Olha, daria para fazer um controller corpo-a-corpo também. Ta aí o druida quando em forma animal, não?
Não sei se esse exemplo é muito bom porque os poderes da forma animal são menos de controller que os da forma humanoide. É quase uma classe com "modo controller" e "modo striker" (dado que os poderes da forma selvagem geralmente afetam um inimigo e causa um pouco mais de dano). Bom, é uma impressão minha da classe.
O que eu não gostei é que as classes xamã e runepriest não possuem Ritual Caster, especialmente o xamã.
Concordo plenamente. Me parece muito esquisito um xamã que não executa rituais (embora possa comprar o talento). O runepriest eu já não sei. Acho que já tinha me acostumado com a ideia do xamã, então não achei tão estranho assim.

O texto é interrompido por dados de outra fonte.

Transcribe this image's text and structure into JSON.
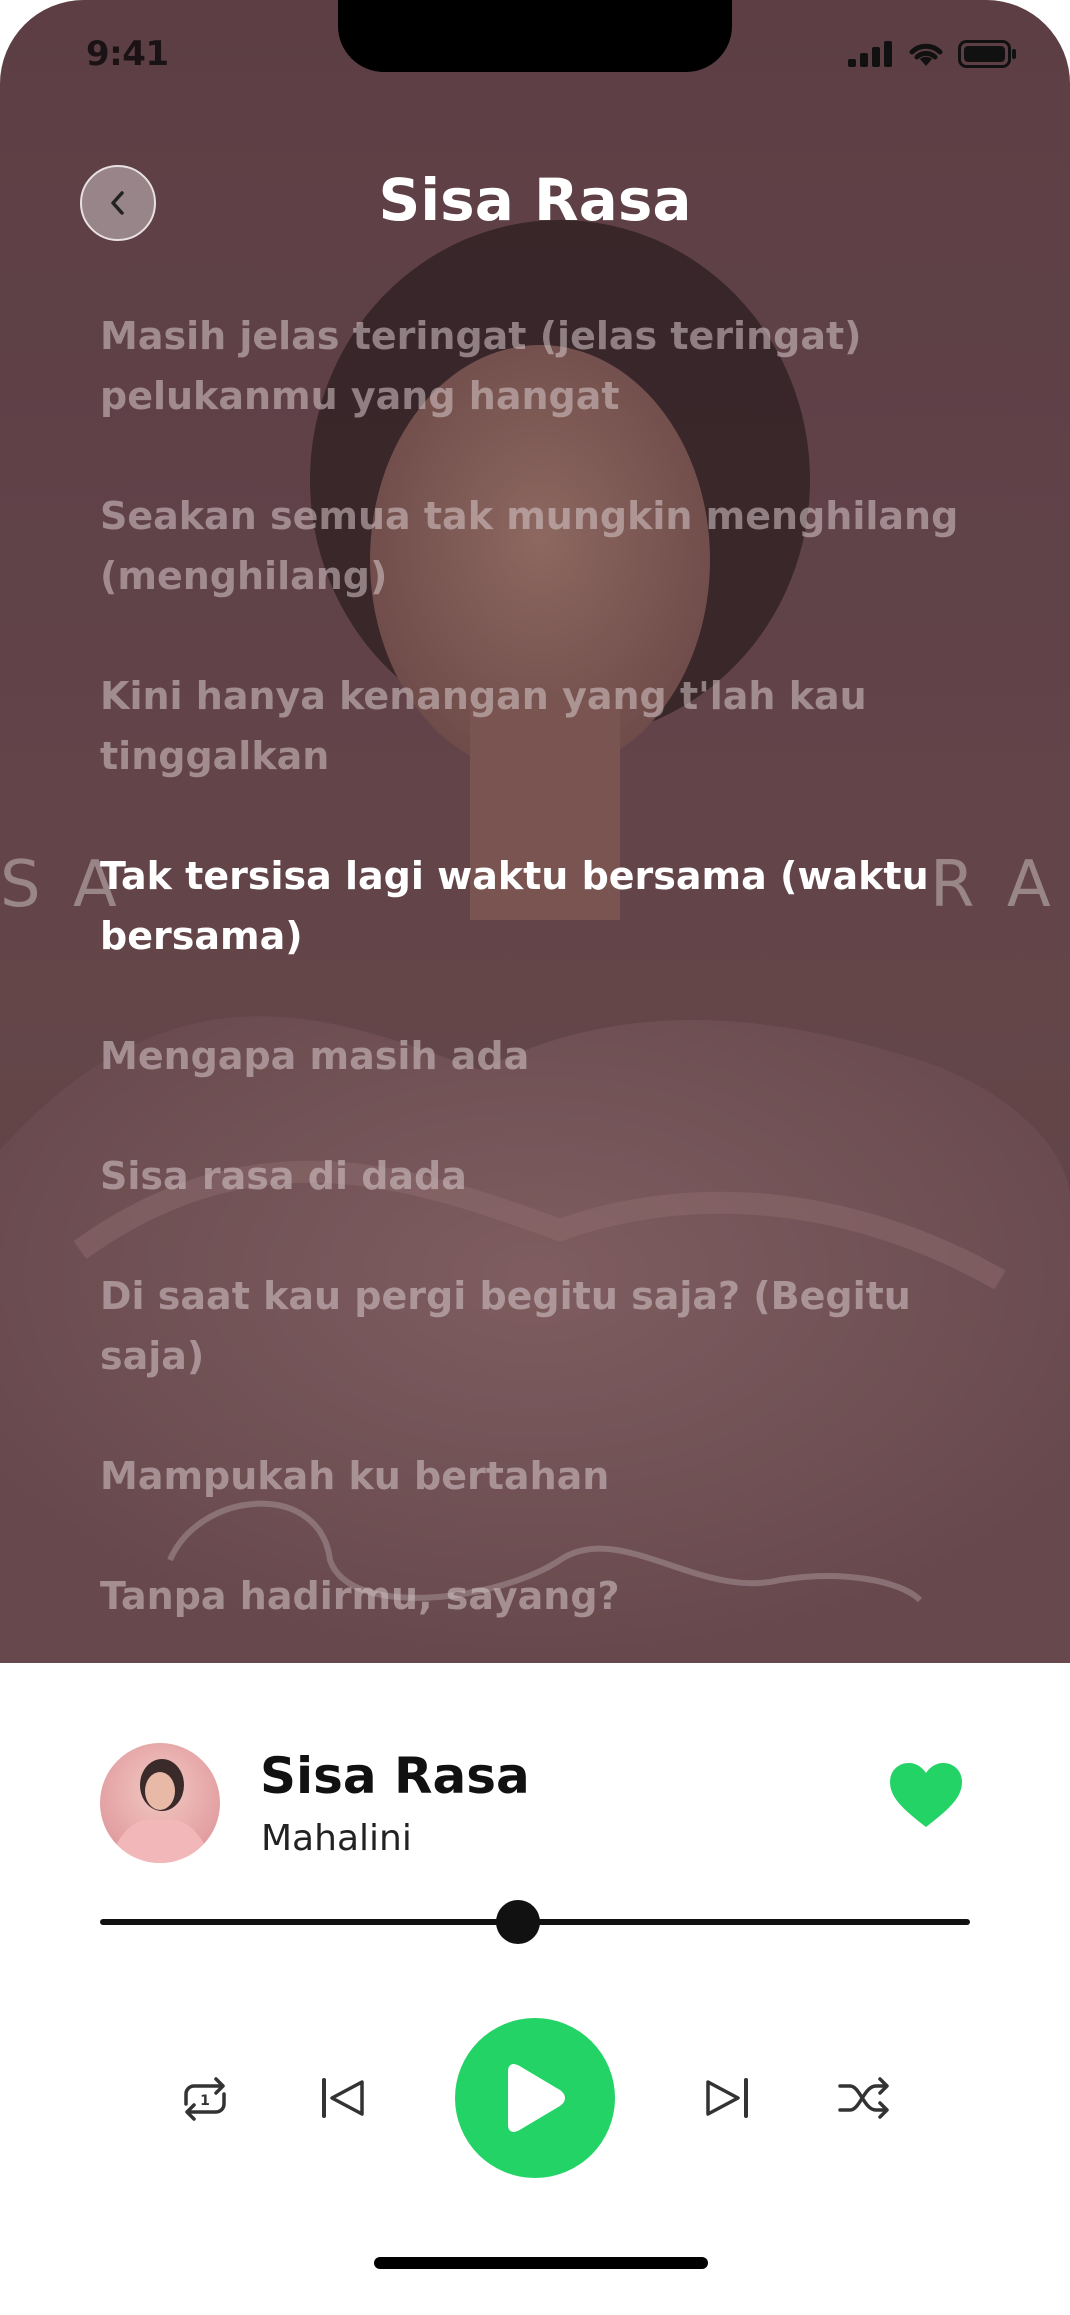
{
  "status_bar": {
    "time": "9:41"
  },
  "header": {
    "title": "Sisa Rasa"
  },
  "artwork": {
    "watermark_left": "S A",
    "watermark_right": "R A"
  },
  "lyrics": {
    "lines": [
      "Masih jelas teringat (jelas teringat) pelukanmu yang hangat",
      "Seakan semua tak mungkin menghilang (menghilang)",
      "Kini hanya kenangan yang t'lah kau tinggalkan",
      "Tak tersisa lagi waktu bersama (waktu bersama)",
      "Mengapa masih ada",
      "Sisa rasa di dada",
      "Di saat kau pergi begitu saja? (Begitu saja)",
      "Mampukah ku bertahan",
      "Tanpa hadirmu, sayang?"
    ],
    "active_index": 3
  },
  "player": {
    "title": "Sisa Rasa",
    "artist": "Mahalini",
    "liked": true,
    "progress": 0.48,
    "repeat_count": "1"
  },
  "colors": {
    "accent": "#23d366",
    "heart": "#23d366"
  },
  "icons": [
    "back-icon",
    "repeat-one-icon",
    "previous-icon",
    "play-icon",
    "next-icon",
    "shuffle-icon",
    "heart-icon"
  ]
}
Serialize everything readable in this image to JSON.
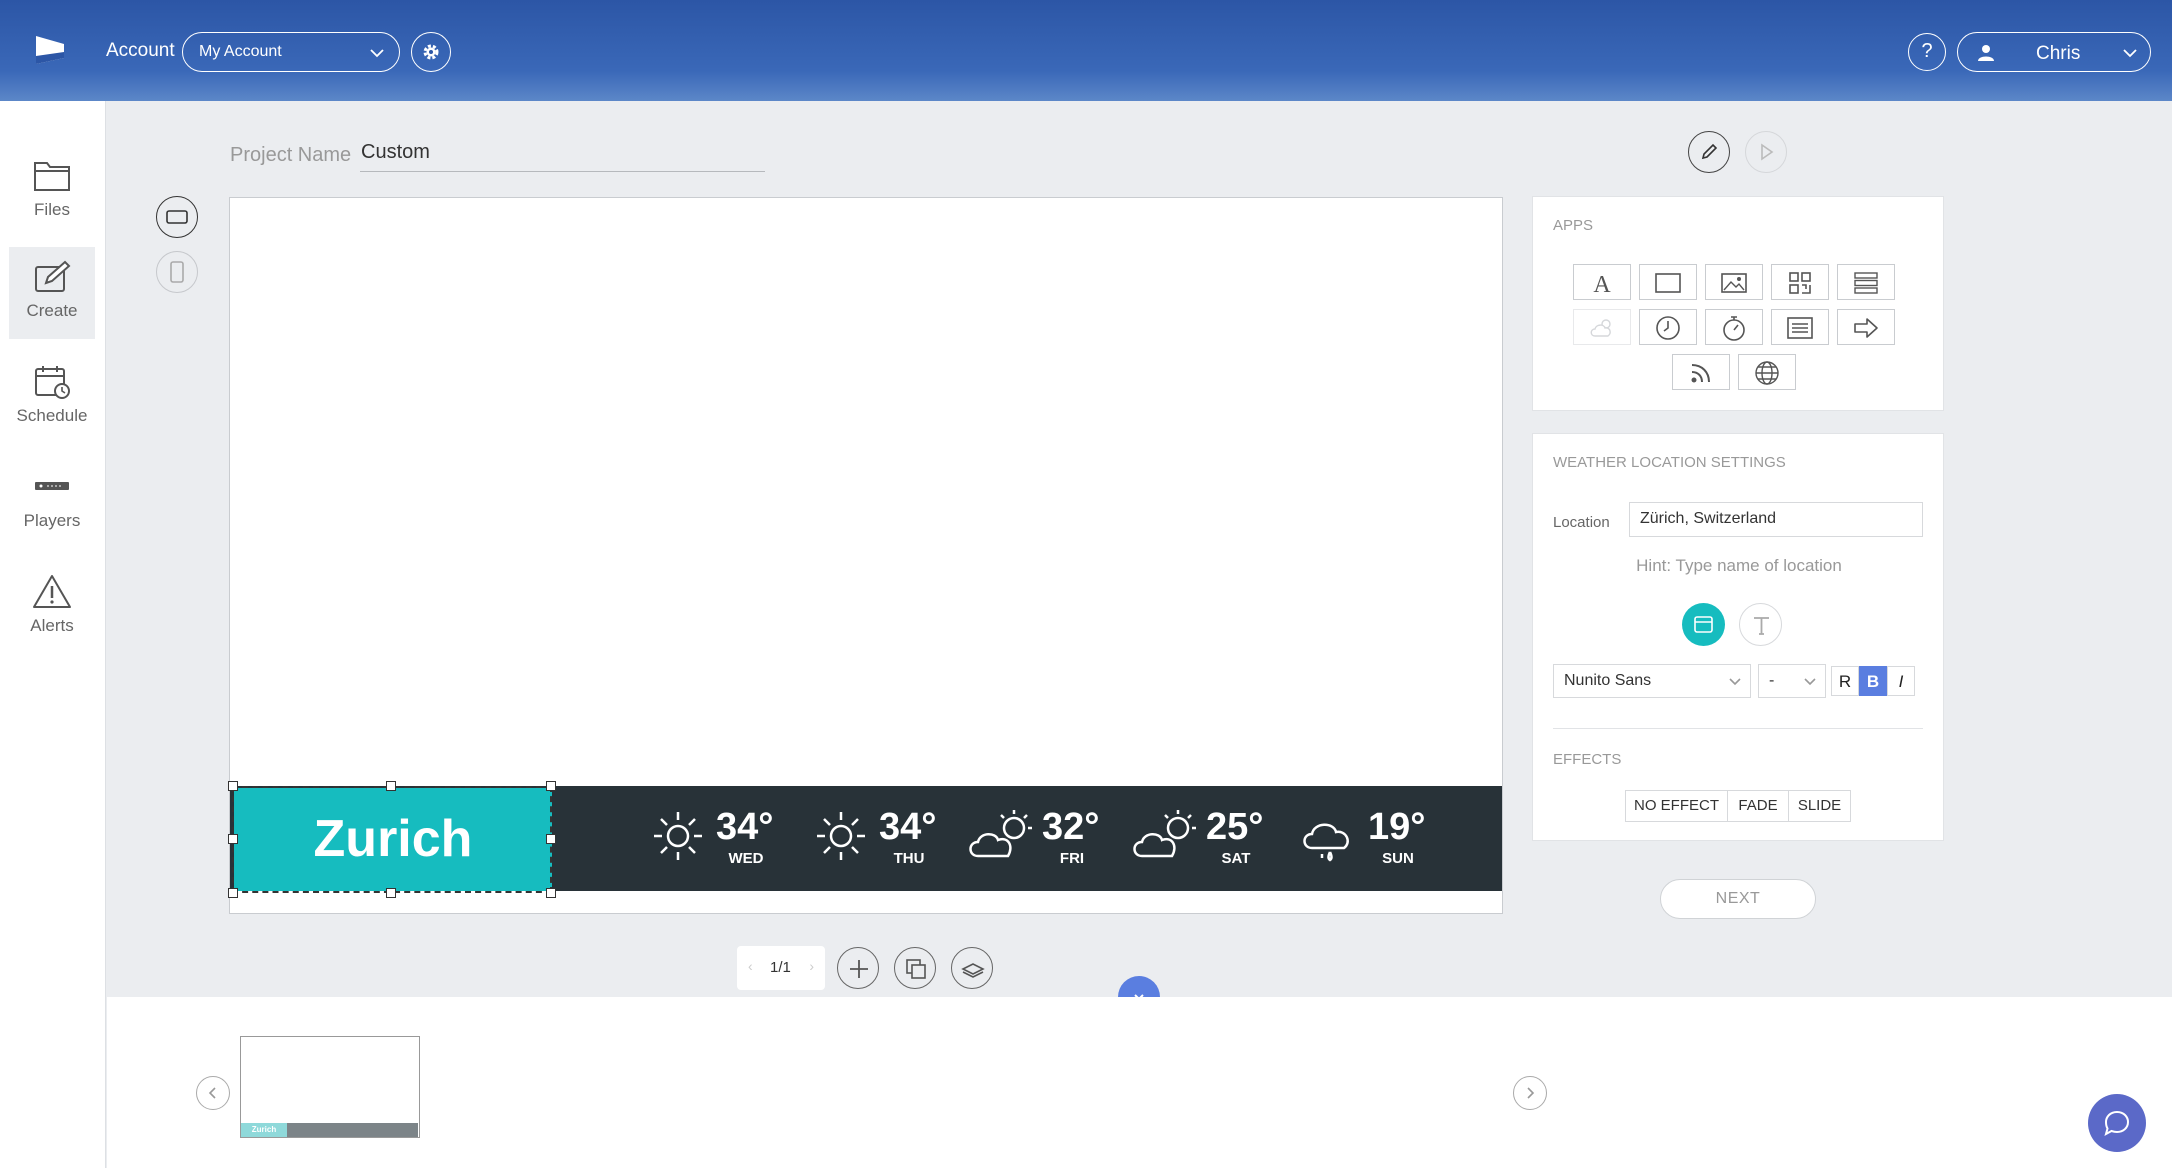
{
  "header": {
    "account_label": "Account",
    "account_value": "My Account",
    "help_label": "?",
    "user_name": "Chris"
  },
  "sidebar": {
    "items": [
      {
        "label": "Files",
        "icon": "folder-icon"
      },
      {
        "label": "Create",
        "icon": "edit-icon",
        "active": true
      },
      {
        "label": "Schedule",
        "icon": "calendar-icon"
      },
      {
        "label": "Players",
        "icon": "player-icon"
      },
      {
        "label": "Alerts",
        "icon": "alert-icon"
      }
    ]
  },
  "editor": {
    "project_label": "Project Name",
    "project_value": "Custom",
    "mode": "edit"
  },
  "canvas": {
    "city": "Zurich",
    "forecast": [
      {
        "temp": "34°",
        "day": "WED",
        "icon": "sun-icon"
      },
      {
        "temp": "34°",
        "day": "THU",
        "icon": "sun-icon"
      },
      {
        "temp": "32°",
        "day": "FRI",
        "icon": "partly-cloudy-icon"
      },
      {
        "temp": "25°",
        "day": "SAT",
        "icon": "partly-cloudy-icon"
      },
      {
        "temp": "19°",
        "day": "SUN",
        "icon": "rain-icon"
      }
    ]
  },
  "pager": {
    "page": "1/1",
    "prev": "‹",
    "next": "›"
  },
  "apps_panel": {
    "title": "APPS"
  },
  "weather_panel": {
    "title": "WEATHER LOCATION SETTINGS",
    "location_label": "Location",
    "location_value": "Zürich, Switzerland",
    "hint": "Hint: Type name of location",
    "font_value": "Nunito Sans",
    "size_value": "-",
    "regular_label": "R",
    "bold_label": "B",
    "italic_label": "I",
    "effects_title": "EFFECTS",
    "effects": [
      "NO EFFECT",
      "FADE",
      "SLIDE"
    ]
  },
  "next_label": "NEXT",
  "thumbnail": {
    "city": "Zurich"
  },
  "colors": {
    "header": "#2c56a6",
    "accent_teal": "#16bcbf",
    "accent_blue": "#5a7ee0",
    "weather_bar": "#283238",
    "chat": "#5b69c8"
  }
}
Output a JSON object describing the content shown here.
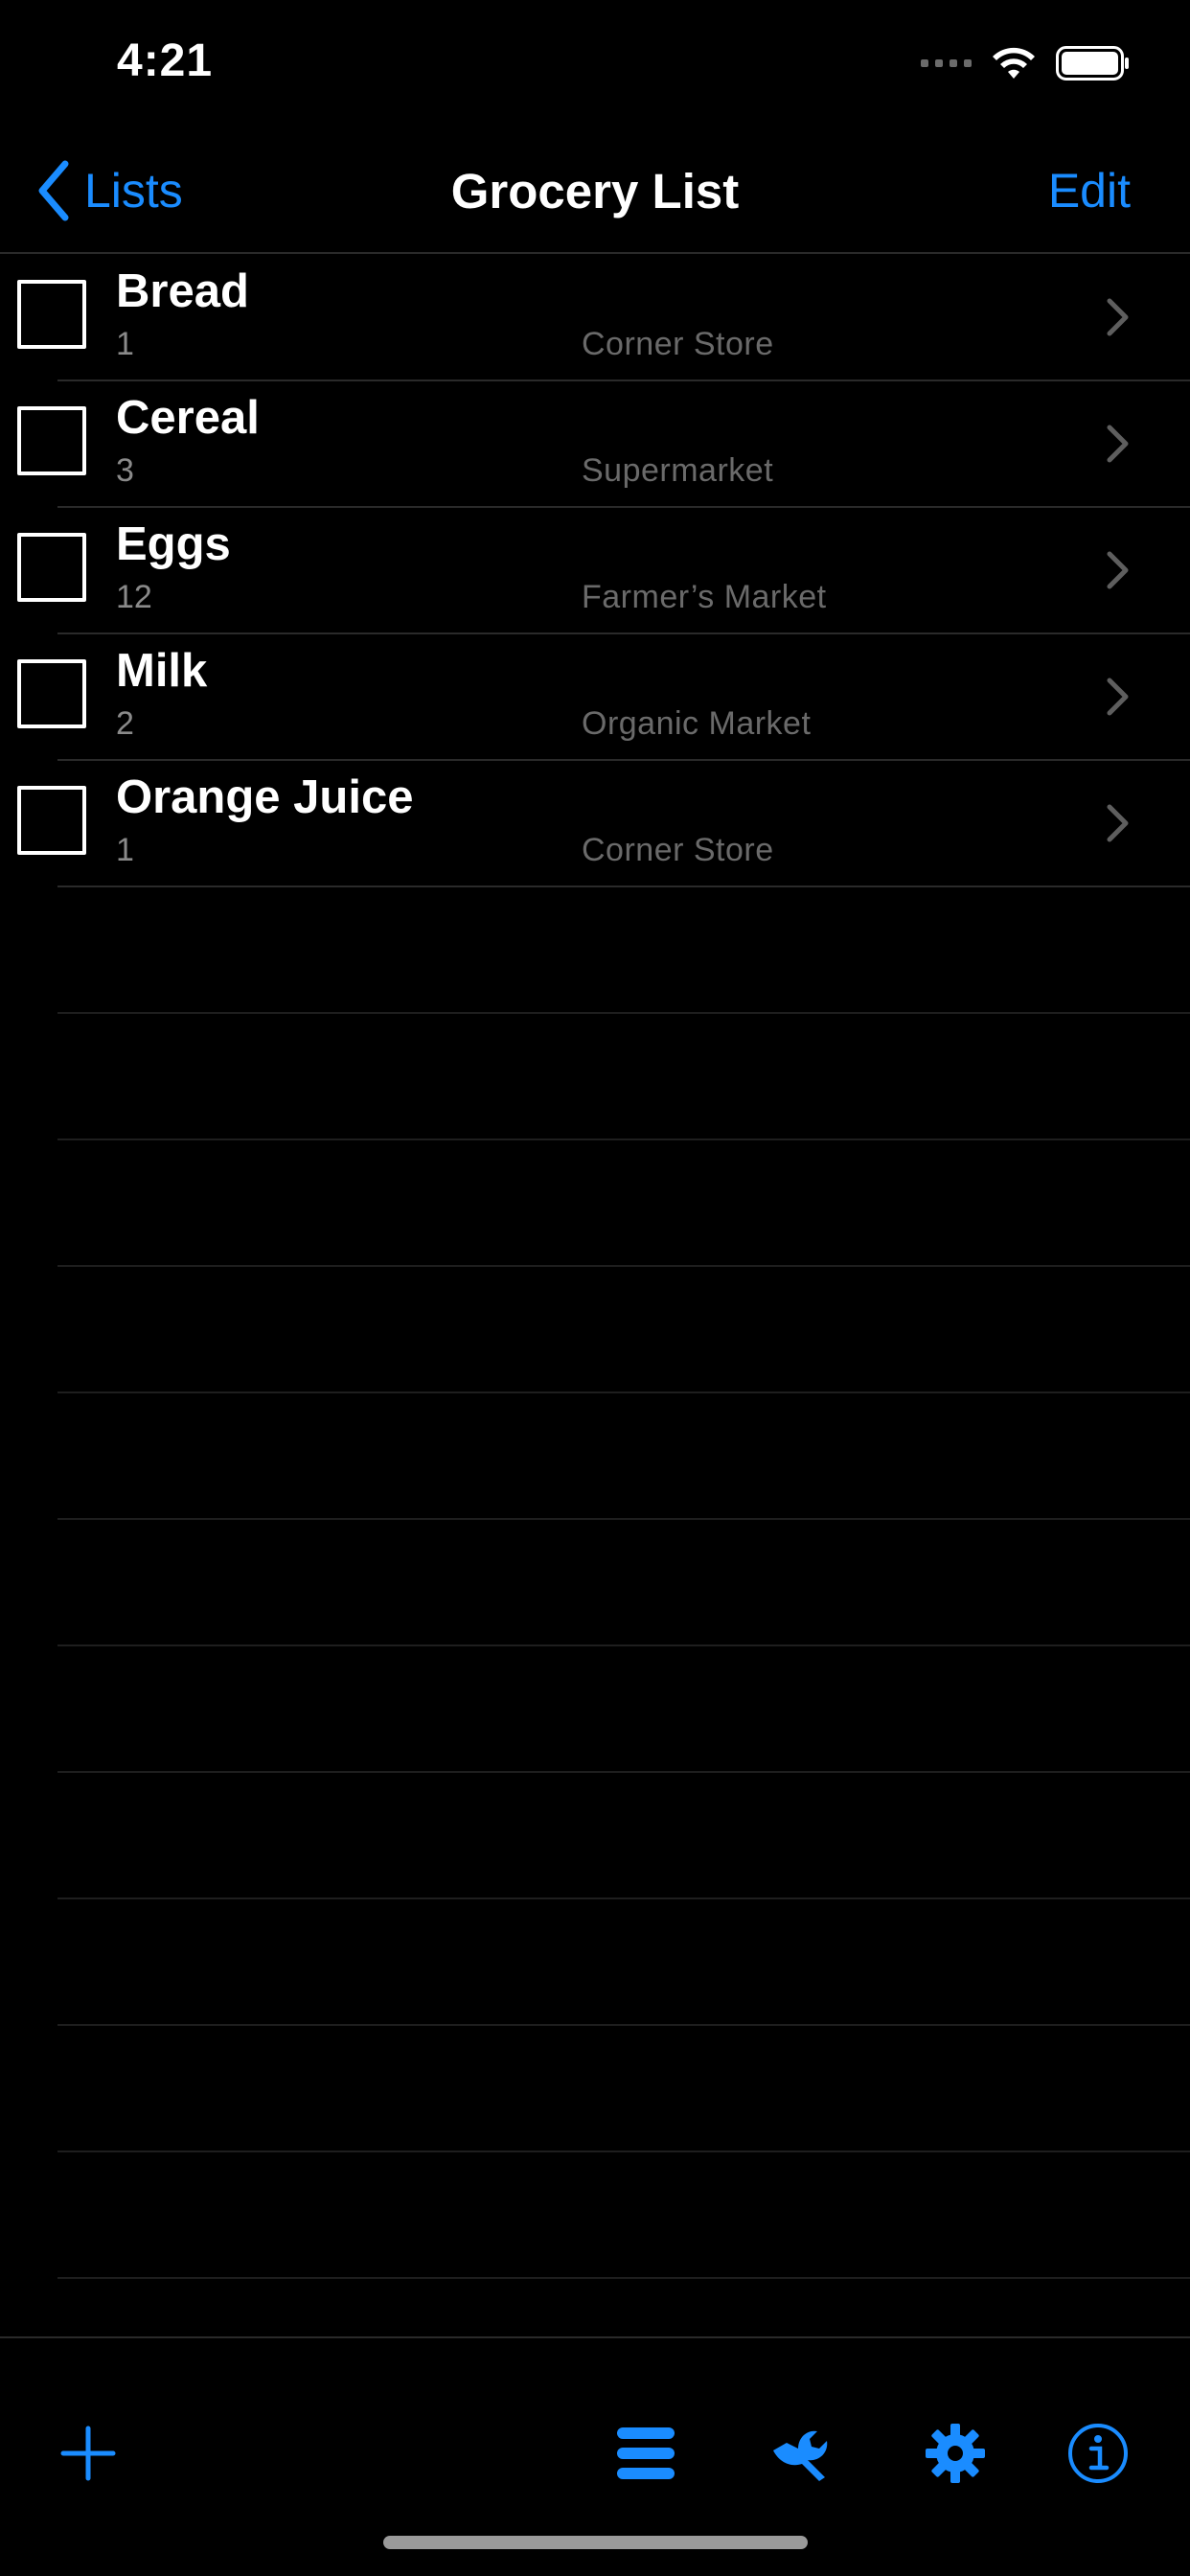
{
  "status_bar": {
    "time": "4:21"
  },
  "nav": {
    "back_label": "Lists",
    "title": "Grocery List",
    "edit_label": "Edit"
  },
  "items": [
    {
      "name": "Bread",
      "quantity": "1",
      "store": "Corner Store"
    },
    {
      "name": "Cereal",
      "quantity": "3",
      "store": "Supermarket"
    },
    {
      "name": "Eggs",
      "quantity": "12",
      "store": "Farmer’s Market"
    },
    {
      "name": "Milk",
      "quantity": "2",
      "store": "Organic Market"
    },
    {
      "name": "Orange Juice",
      "quantity": "1",
      "store": "Corner Store"
    }
  ],
  "toolbar": {
    "icons": [
      "plus-icon",
      "list-icon",
      "wrench-icon",
      "gear-icon",
      "info-icon"
    ]
  },
  "colors": {
    "accent": "#1a8cff",
    "background": "#000000",
    "separator": "#2a2a2a",
    "secondary_text": "#6a6a6a"
  }
}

Outras classes arcanas poderiam tê-los e as classes religiosas podiam ter uma cota de pequenos milagres at-will ou algo do tipo.
Eu já acho que os poderes por encontro de canalizar divindade já estão de bom tamanho. Já se prestam a esse papel e não são usados levianamente. Quer dizer, não são simples "magias" são pequenos milagres realizados por vontade divina. Não vamos abusar com um at-will. xD
E o sério problema que você acumula 2-4 mortalhas em um inimigo, um colega seu vai lá e finaliza ele antes de você poder queimá-las. (...)
Jogamos uma vez com um jogador de personagem assassino e pensamos quanto a esse problema. Na prática, ninguém brigava com o alvo do assassino a menos que houvesse um motivo claro para isso (inimigo elite/solo, não há mais inimigos, etc...). De qualquer forma, havia um pequeno planejamento para se evitar que o assassino perdesse as mortalhas de forma tão banal (incluindo delays na iniciativa só pra que ele gastasse logo as tais mortalhas). Esse problema, embora eu concorde que é sério, não afetou muito a minha mesa. =)
O controlador marcial que eu imagino deveria ter:
- Saque rápido: Para alternar entre armas diversas como bem entender e necessitar;
- Mover-se rápido: para atacar múltiplos oponentes ao longo do caminho e evitar ataques de oportunidade;
- Precisão nos ataques: para cortar tendões, perfurar jugulares ou causar outros efeitos debilitantes;
- Lutar sujo: Para derrubar oponentes, imobilizá-los, etc.
É assim que eu o imagino.
Sério, só pra mim isso berra "Rogue"?
Mas cara, qual o problema de um "rogue controller"? Até o jeitão do ranger lembra um pouco ladino. Aliás, o Runepriest berra descaradamente "hurrr eu sou um clérigo, só que diferente" e ainda é líder também. Acho bobagem querer que seja um nicho específico e completamente diferente. Só de dar ao conceito do Rogue a capacidade de atingir vários inimigos, debuffs, deslocá-los, etc e se focar nisso em detrimento de sneak atacks and the like, já vale uma classe nova pra mim.
Pra mim, sempre pareceu possível um marcial controller; se o warlord pode ser focado em buff, o controller marcial teria menos poderes de área (que até o warlord andou ganhando uns bem criativos que são do tipo zona) um membro de uma classe intimidadora poderia ser debuffer e focado nas praticas marciais, tendo elas automaticamente, como as outras classes tem ritual de inicio.
Isso me lembrou o Kratos do GoW. Tipo, vamos ver aqui: personagem que usa uma arma similar a corrente com cravos (bom, não é bem isso, mas vamos falar assim), não usa nenhuma armadura e que consegue lutar com vários inimigos simultaneamente sem ser uma distância muito grande, além de ter uma mobilidade bem razoável. Agora lembremos que ele é um cara que costuma ser bem intimidador. Esses conceitos poderiam ser aglutinados na classe. Por exemplo, a maioria dos poderes de debuffs de área poderiam ser algo como efeitos de medo como auras centradas nele.
Enfim. As ideias estão sendo jogadas.
Já estou pensando em certos detalhes iniciais. Poderíamos também aproveitar a mecânica dos poderes de monge (que somam efeitos de movimento e ataque num poder só), já que é pra ser um personagem com alta mobilidade. O que vocês acham?